Whilst the local authority do not vigorously maintain that the father could be responsible, they do assert that the father displayed a serious failure to protect A from serious emotional harm and physical neglect. He was taken at length through the contended aspects, the mother being “detached”, a lack of patience when feeding, gritting her teeth when caring for her, shouting at her and physical remonstrations – tapping her bottom, seizing her face and cheek, or forcing her head backwards. The father described or tried to put into context these behaviours. In black and white, and with the benefit of hindsight, they portray a worrying picture. It is said that he failed to take reasonable steps to protect the children.

80.

A was only cared for at home for just over 3 months. The worrying behaviours came to the father’s attention during the last weeks. The mother had a lot on her plate. She was obviously mostly affectionate and behaved appropriately as well as on occasion being frustrated. There was a raft of professional involvement and support. The father (I accept his evidence on this point) did try to get the mother to be more patient and understanding.

81.

Families go through difficult times. The parents are traditional in outlook and understanding, and were unlikely to lay themselves and their relationship bare, until it became obvious that the relationship was in crisis, even so the father in my view was entitled to hope and believe that the very great raft of professional support would help the mother and her relationship with A. I accept the father’s evidence. I do not think that his failure to report his concerns begins to meet the s31 threshold triggers, nor do I think that there was an element of failure to protect the children.

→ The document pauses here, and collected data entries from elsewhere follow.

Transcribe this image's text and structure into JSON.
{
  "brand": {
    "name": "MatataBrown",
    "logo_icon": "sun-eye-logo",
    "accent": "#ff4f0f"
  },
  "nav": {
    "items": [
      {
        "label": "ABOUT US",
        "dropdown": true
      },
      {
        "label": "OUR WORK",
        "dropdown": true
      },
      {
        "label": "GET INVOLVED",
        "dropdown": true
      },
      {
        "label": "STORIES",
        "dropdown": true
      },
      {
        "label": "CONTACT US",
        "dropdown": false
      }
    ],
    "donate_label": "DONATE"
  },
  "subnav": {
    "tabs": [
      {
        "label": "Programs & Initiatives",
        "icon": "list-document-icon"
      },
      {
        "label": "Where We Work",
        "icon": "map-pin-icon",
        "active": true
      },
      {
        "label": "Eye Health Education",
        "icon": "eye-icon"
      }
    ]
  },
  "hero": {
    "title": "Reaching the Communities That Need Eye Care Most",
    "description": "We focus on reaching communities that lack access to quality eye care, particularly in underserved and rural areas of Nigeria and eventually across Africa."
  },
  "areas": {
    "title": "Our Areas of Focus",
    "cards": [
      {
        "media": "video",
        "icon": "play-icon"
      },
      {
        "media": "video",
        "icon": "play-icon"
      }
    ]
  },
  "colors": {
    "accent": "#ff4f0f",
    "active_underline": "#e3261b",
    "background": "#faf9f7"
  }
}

In the real world, intelligent adults are entitled to think that they will be able to sort out what they believe at that time to be short term problems and difficulties, without “reporting” their anxieties to others. How could the father possibly have known that the mother’s covert behaviours would have led to the death of A? I do not consider either that the father’s suggested passivity requires addressing. Knowing that the mother was responsible for the death of A, the father is hardly likely to put B’s welfare, let alone, life, at risk.

82.

Unusually, having regard to my clear perspectives of the parents’ evidence, I have already ordered that B should return to the care of his father, a decision which I remain convinced was, and is, the right one.